The chief executive of Amnesty International UK, Sacha Deshmukh, said this technology ‘violates our fundamental rights’. “No matter our postcode or the colour of our skin, we all want our families and communities to live safely and thrive,” he said. “The use of predictive policing tools violates human rights.

“The evidence that this technology keeps us safe just isn’t there, the evidence that it violates our fundamental rights is clear as day. We are all much more than computer-generated risk scores. These technologies have consequences. The future they are creating is one where technology decides that our neighbours are criminals, purely based on the colour of their skin or their socio-economic background.

“These tools to ‘predict crime’ harm us all by treating entire communities as potential criminals, making society more racist and unfair. The UK Government must prohibit the use of these technologies across England and Wales as should the devolved governments in Scotland and Northern Ireland. Right now, they can demand transparency on how these systems are being used.

“People and communities subjected to these systems must have the right to know about them and have meaningful routes to challenge policing decisions made using them. These systems have been built with discriminatory data and only serve to supercharge racism,” he added.

Sacha Deshmukh, the chief executive of Amnesty International UK (Image: Handout)

Bristol Copwatch’s John Pegram explained that the algorithm and predictive policing system was effectively racist profiling.

“It doesn’t matter if you offended 13 or 14 years ago for something, you’re known to us for this, and therefore we’re going to assign a score to you,” he said. “It’s risk scoring, it’s profiling, often racist profiling. It’s very assumptive, and it’s very biased, and it’s assuming that because you’ve done something wrong in life, you’re going to repeat the same mistakes again.

“You’re going to go back to where you were, say, 15 years ago, three years ago, two years, even six months ago. And what it doesn’t do is allow for the fact that people change and people rehabilitate,” he added.
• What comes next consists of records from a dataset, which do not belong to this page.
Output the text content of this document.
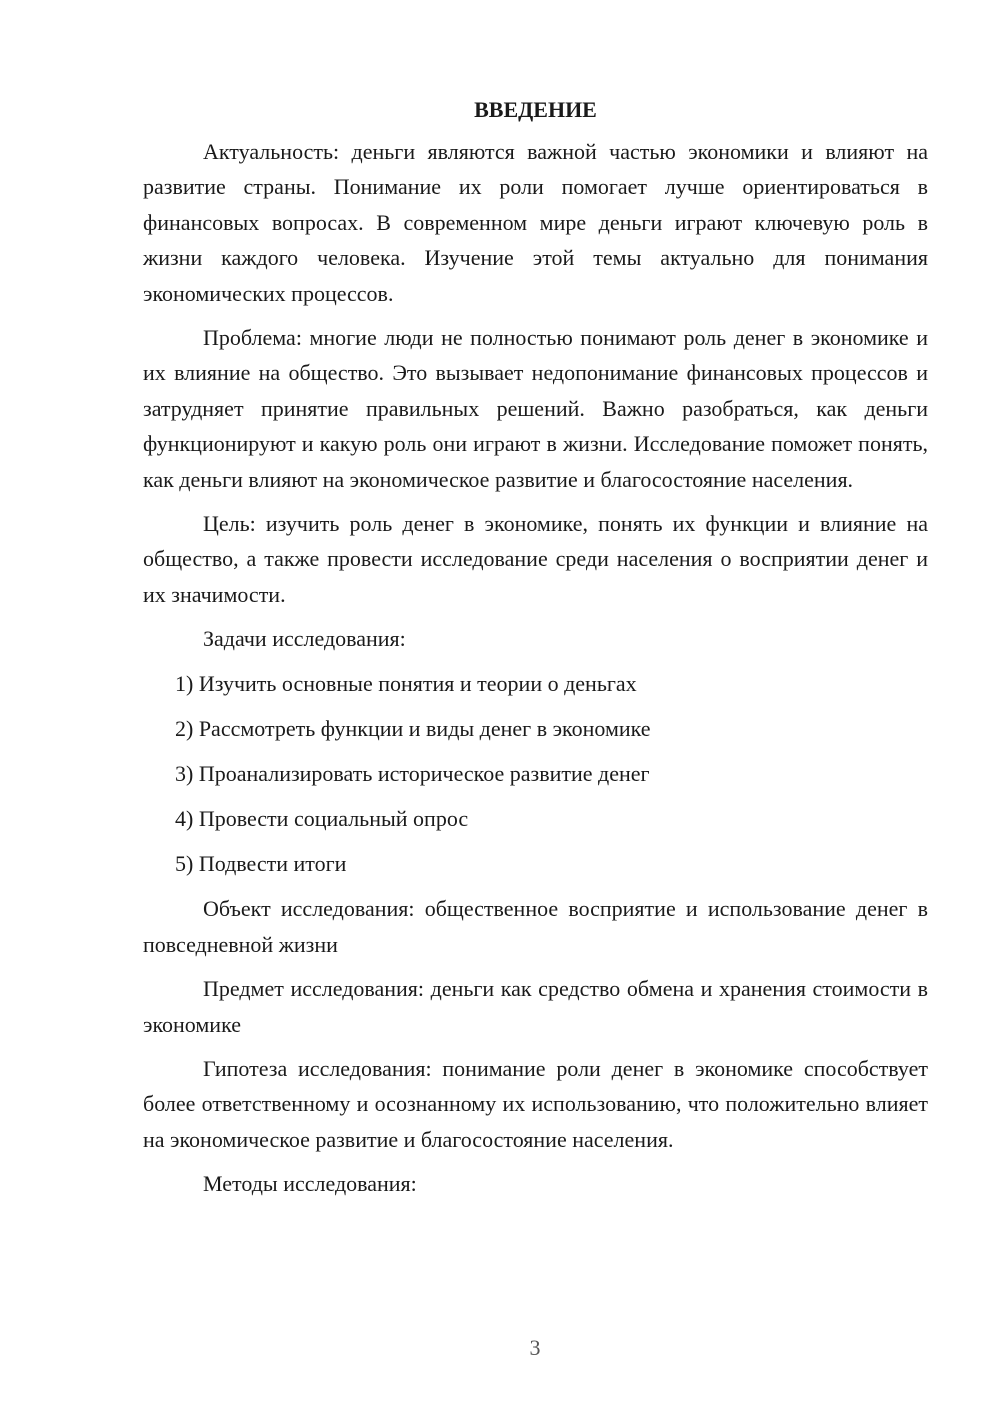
ВВЕДЕНИЕ

Актуальность: деньги являются важной частью экономики и влияют на развитие страны. Понимание их роли помогает лучше ориентироваться в финансовых вопросах. В современном мире деньги играют ключевую роль в жизни каждого человека. Изучение этой темы актуально для понимания экономических процессов.

Проблема: многие люди не полностью понимают роль денег в экономике и их влияние на общество. Это вызывает недопонимание финансовых процессов и затрудняет принятие правильных решений. Важно разобраться, как деньги функционируют и какую роль они играют в жизни. Исследование поможет понять, как деньги влияют на экономическое развитие и благосостояние населения.

Цель: изучить роль денег в экономике, понять их функции и влияние на общество, а также провести исследование среди населения о восприятии денег и их значимости.

Задачи исследования:
1) Изучить основные понятия и теории о деньгах
2) Рассмотреть функции и виды денег в экономике
3) Проанализировать историческое развитие денег
4) Провести социальный опрос
5) Подвести итоги

Объект исследования: общественное восприятие и использование денег в повседневной жизни

Предмет исследования: деньги как средство обмена и хранения стоимости в экономике

Гипотеза исследования: понимание роли денег в экономике способствует более ответственному и осознанному их использованию, что положительно влияет на экономическое развитие и благосостояние населения.

Методы исследования:
3
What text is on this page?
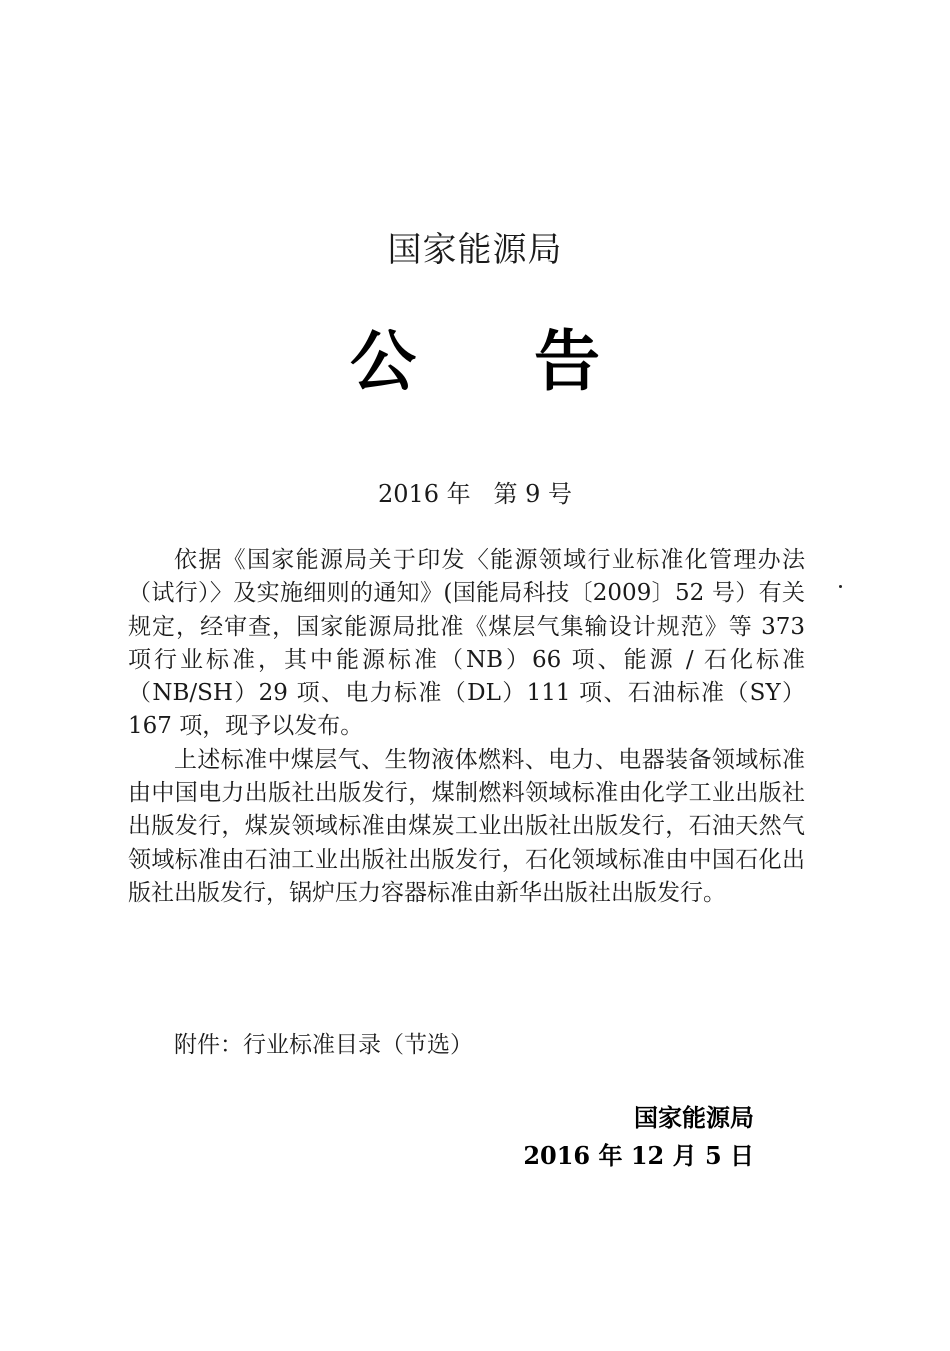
国家能源局
公告
2016 年   第 9 号

依据《国家能源局关于印发〈能源领域行业标准化管理办法（试行）〉及实施细则的通知》(国能局科技〔2009〕52 号）有关规定，经审查，国家能源局批准《煤层气集输设计规范》等 373 项行业标准，其中能源标准（NB）66 项、能源 / 石化标准（NB/SH）29 项、电力标准（DL）111 项、石油标准（SY）167 项，现予以发布。

上述标准中煤层气、生物液体燃料、电力、电器装备领域标准由中国电力出版社出版发行，煤制燃料领域标准由化学工业出版社出版发行，煤炭领域标准由煤炭工业出版社出版发行，石油天然气领域标准由石油工业出版社出版发行，石化领域标准由中国石化出版社出版发行，锅炉压力容器标准由新华出版社出版发行。

附件：行业标准目录（节选）
国家能源局
2016 年 12 月 5 日
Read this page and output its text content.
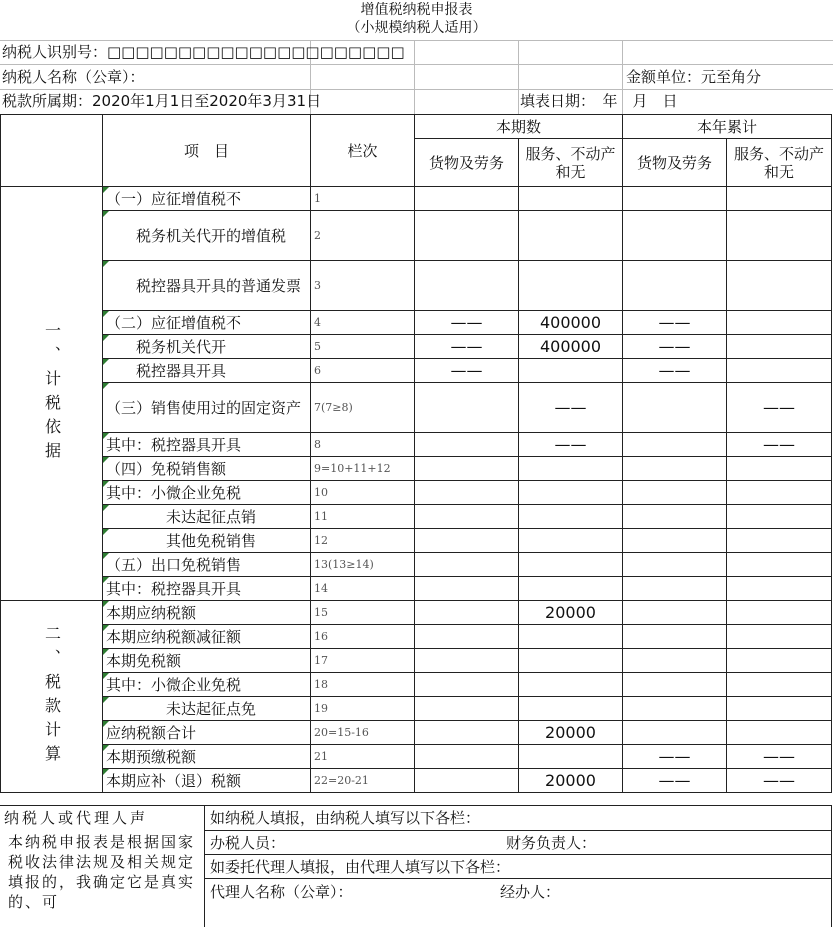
增值税纳税申报表
（小规模纳税人适用）
纳税人识别号：□□□□□□□□□□□□□□□□□□□□□
纳税人名称（公章）：	金额单位：元至角分
税款所属期：2020年1月1日至2020年3月31日	填表日期：　年　月　日
	项　目	栏次	本期数		本年累计	
			货物及劳务	服务、不动产和无	货物及劳务	服务、不动产和无

一、计税依据	（一）应征增值税不	1				
	　　税务机关代开的增值税	2				
	　　税控器具开具的普通发票	3				
	（二）应征增值税不	4	——	400000	——	
	　　税务机关代开	5	——	400000	——	
	　　税控器具开具	6	——		——	
	（三）销售使用过的固定资产	7(7≥8)		——		——
	其中：税控器具开具	8		——		——
	（四）免税销售额	9=10+11+12				
	其中：小微企业免税	10				
	　　　　未达起征点销	11				
	　　　　其他免税销售	12				
	（五）出口免税销售	13(13≥14)				
	其中：税控器具开具	14				

二、税款计算	本期应纳税额	15		20000		
	本期应纳税额减征额	16				
	本期免税额	17				
	其中：小微企业免税	18				
	　　　　未达起征点免	19				
	应纳税额合计	20=15-16		20000		
	本期预缴税额	21			——	——
	本期应补（退）税额	22=20-21		20000	——	——
纳税人或代理人声
本纳税申报表是根据国家税收法律法规及相关规定填报的，我确定它是真实的、可
如纳税人填报，由纳税人填写以下各栏：
办税人员：	财务负责人：
如委托代理人填报，由代理人填写以下各栏：
代理人名称（公章）：	经办人：
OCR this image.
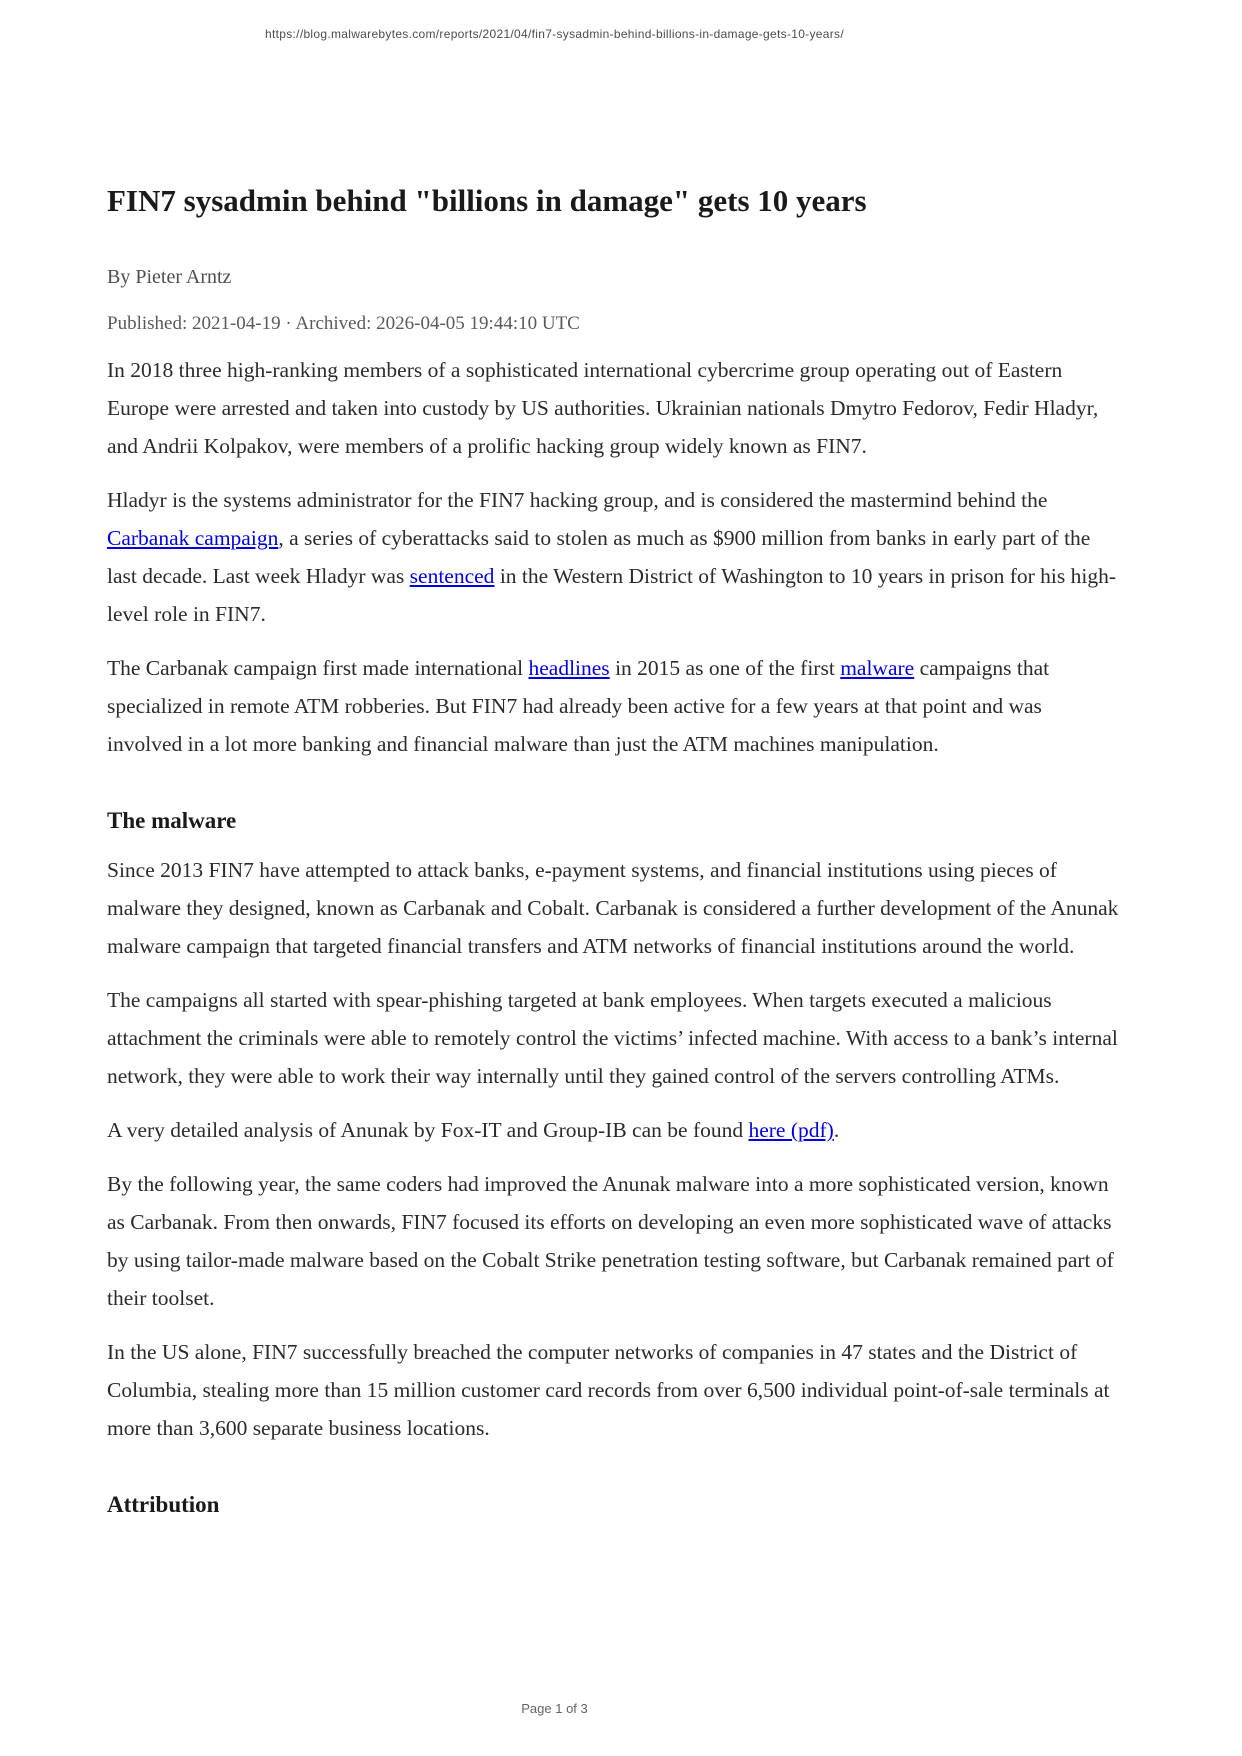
https://blog.malwarebytes.com/reports/2021/04/fin7-sysadmin-behind-billions-in-damage-gets-10-years/
FIN7 sysadmin behind "billions in damage" gets 10 years
By Pieter Arntz
Published: 2021-04-19 · Archived: 2026-04-05 19:44:10 UTC

In 2018 three high-ranking members of a sophisticated international cybercrime group operating out of Eastern Europe were arrested and taken into custody by US authorities. Ukrainian nationals Dmytro Fedorov, Fedir Hladyr, and Andrii Kolpakov, were members of a prolific hacking group widely known as FIN7.

Hladyr is the systems administrator for the FIN7 hacking group, and is considered the mastermind behind the Carbanak campaign, a series of cyberattacks said to stolen as much as $900 million from banks in early part of the last decade. Last week Hladyr was sentenced in the Western District of Washington to 10 years in prison for his high-level role in FIN7.

The Carbanak campaign first made international headlines in 2015 as one of the first malware campaigns that specialized in remote ATM robberies. But FIN7 had already been active for a few years at that point and was involved in a lot more banking and financial malware than just the ATM machines manipulation.

The malware

Since 2013 FIN7 have attempted to attack banks, e-payment systems, and financial institutions using pieces of malware they designed, known as Carbanak and Cobalt. Carbanak is considered a further development of the Anunak malware campaign that targeted financial transfers and ATM networks of financial institutions around the world.

The campaigns all started with spear-phishing targeted at bank employees. When targets executed a malicious attachment the criminals were able to remotely control the victims’ infected machine. With access to a bank’s internal network, they were able to work their way internally until they gained control of the servers controlling ATMs.

A very detailed analysis of Anunak by Fox-IT and Group-IB can be found here (pdf).

By the following year, the same coders had improved the Anunak malware into a more sophisticated version, known as Carbanak. From then onwards, FIN7 focused its efforts on developing an even more sophisticated wave of attacks by using tailor-made malware based on the Cobalt Strike penetration testing software, but Carbanak remained part of their toolset.

In the US alone, FIN7 successfully breached the computer networks of companies in 47 states and the District of Columbia, stealing more than 15 million customer card records from over 6,500 individual point-of-sale terminals at more than 3,600 separate business locations.

Attribution
Page 1 of 3
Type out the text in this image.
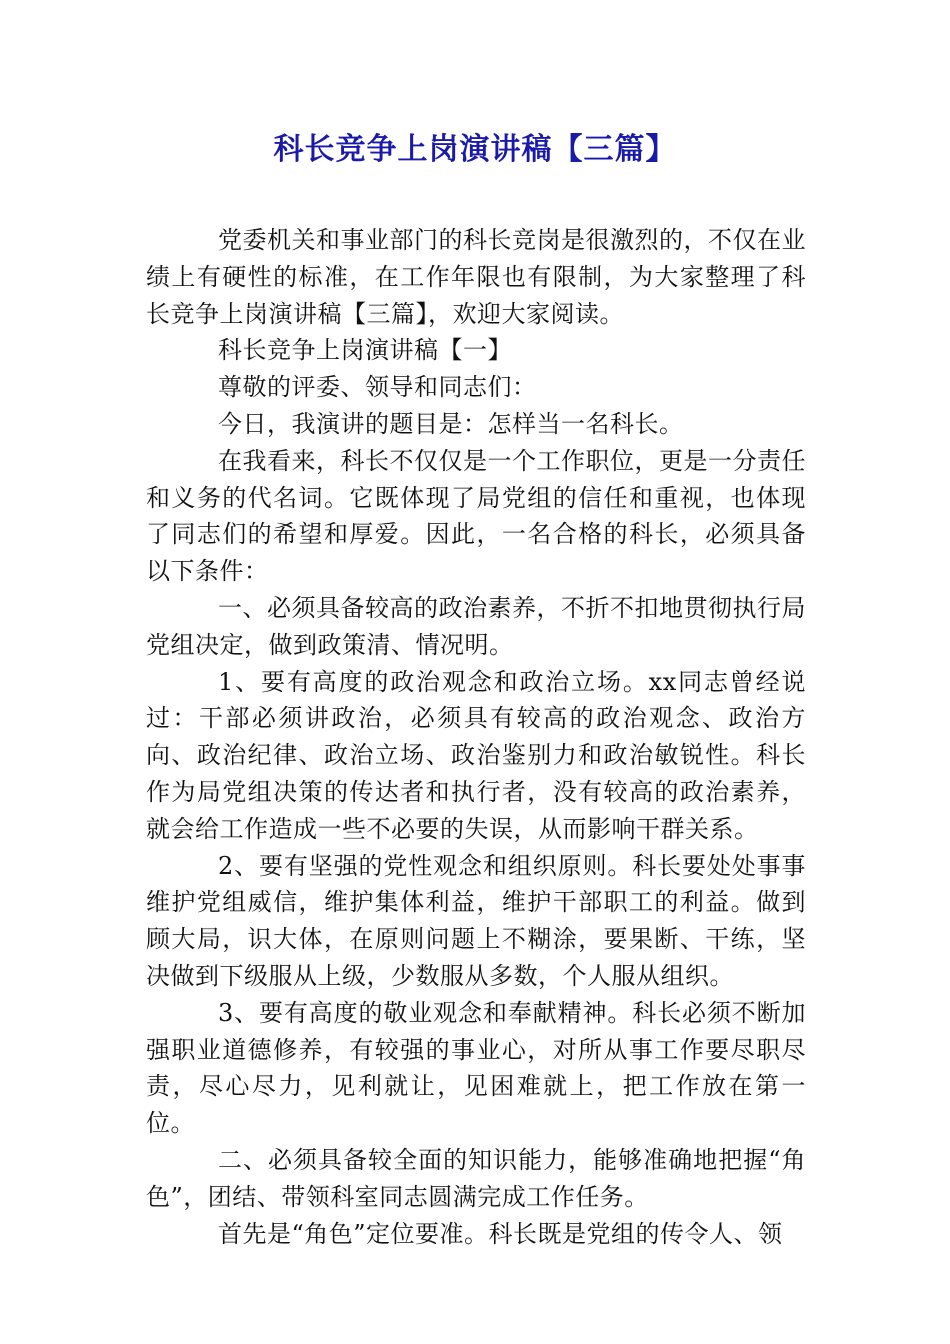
科长竞争上岗演讲稿【三篇】

党委机关和事业部门的科长竞岗是很激烈的，不仅在业绩上有硬性的标准，在工作年限也有限制，为大家整理了科长竞争上岗演讲稿【三篇】，欢迎大家阅读。

科长竞争上岗演讲稿【一】

尊敬的评委、领导和同志们：

今日，我演讲的题目是：怎样当一名科长。

在我看来，科长不仅仅是一个工作职位，更是一分责任和义务的代名词。它既体现了局党组的信任和重视，也体现了同志们的希望和厚爱。因此，一名合格的科长，必须具备以下条件：

一、必须具备较高的政治素养，不折不扣地贯彻执行局党组决定，做到政策清、情况明。

1、要有高度的政治观念和政治立场。xx同志曾经说过：干部必须讲政治，必须具有较高的政治观念、政治方向、政治纪律、政治立场、政治鉴别力和政治敏锐性。科长作为局党组决策的传达者和执行者，没有较高的政治素养，就会给工作造成一些不必要的失误，从而影响干群关系。

2、要有坚强的党性观念和组织原则。科长要处处事事维护党组威信，维护集体利益，维护干部职工的利益。做到顾大局，识大体，在原则问题上不糊涂，要果断、干练，坚决做到下级服从上级，少数服从多数，个人服从组织。

3、要有高度的敬业观念和奉献精神。科长必须不断加强职业道德修养，有较强的事业心，对所从事工作要尽职尽责，尽心尽力，见利就让，见困难就上，把工作放在第一位。

二、必须具备较全面的知识能力，能够准确地把握“角色”，团结、带领科室同志圆满完成工作任务。

首先是“角色”定位要准。科长既是党组的传令人、领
A spokesperson for Avon and Somerset Police said: “As a police service we’re expected use our finite resources efficiently to tackle crime and anti-social behaviour (ASB) and safeguard the most vulnerable, while facing increasing demand.

“We use data science to help with that, following legal and ethical guidelines and routinely monitoring for bias.

“Our Offender Management App only scores people who have been charged with a criminal offence within the past two years. If they’re not convicted, they are removed from the scoring process.

“No protected characteristics are included in the model, nor do we include addresses, intelligence, stop and search information or location data.

“The models do not predict whether someone will become a victim or commit offences. They help to calculate a potential risk which can support a more holistic professional human judgement when making an assessment or prioritising competing demands.

“Data science can provide supporting evidence in bids for extra resources and funding to tackle specific issues identified by communities.

“This could be targeted visible patrols to deter and disrupt crime – but will not always be enforcement activity.

“For example, along with the views of the community, local business and partners, data analysis helped to evidence the issue which led to the football programme undertaken by the Robins Foundation which is reducing ASB in Hartcliffe, Bristol.

“Avon and Somerset Police accepts that there is disproportionality within the criminal justice system which adversely affects minoritised communities.

“We acknowledge the effect of over-policing and under-protecting minoritised communities on trust and confidence in policing and are actively working to becoming an anti-racist police service, with help from people with lived experience of these issues.

“Our use of data science is an essential part of that in terms of understanding the extent and contributing factors for that disproportionality and also in developing solutions to tackle and reduce it together with local communities.”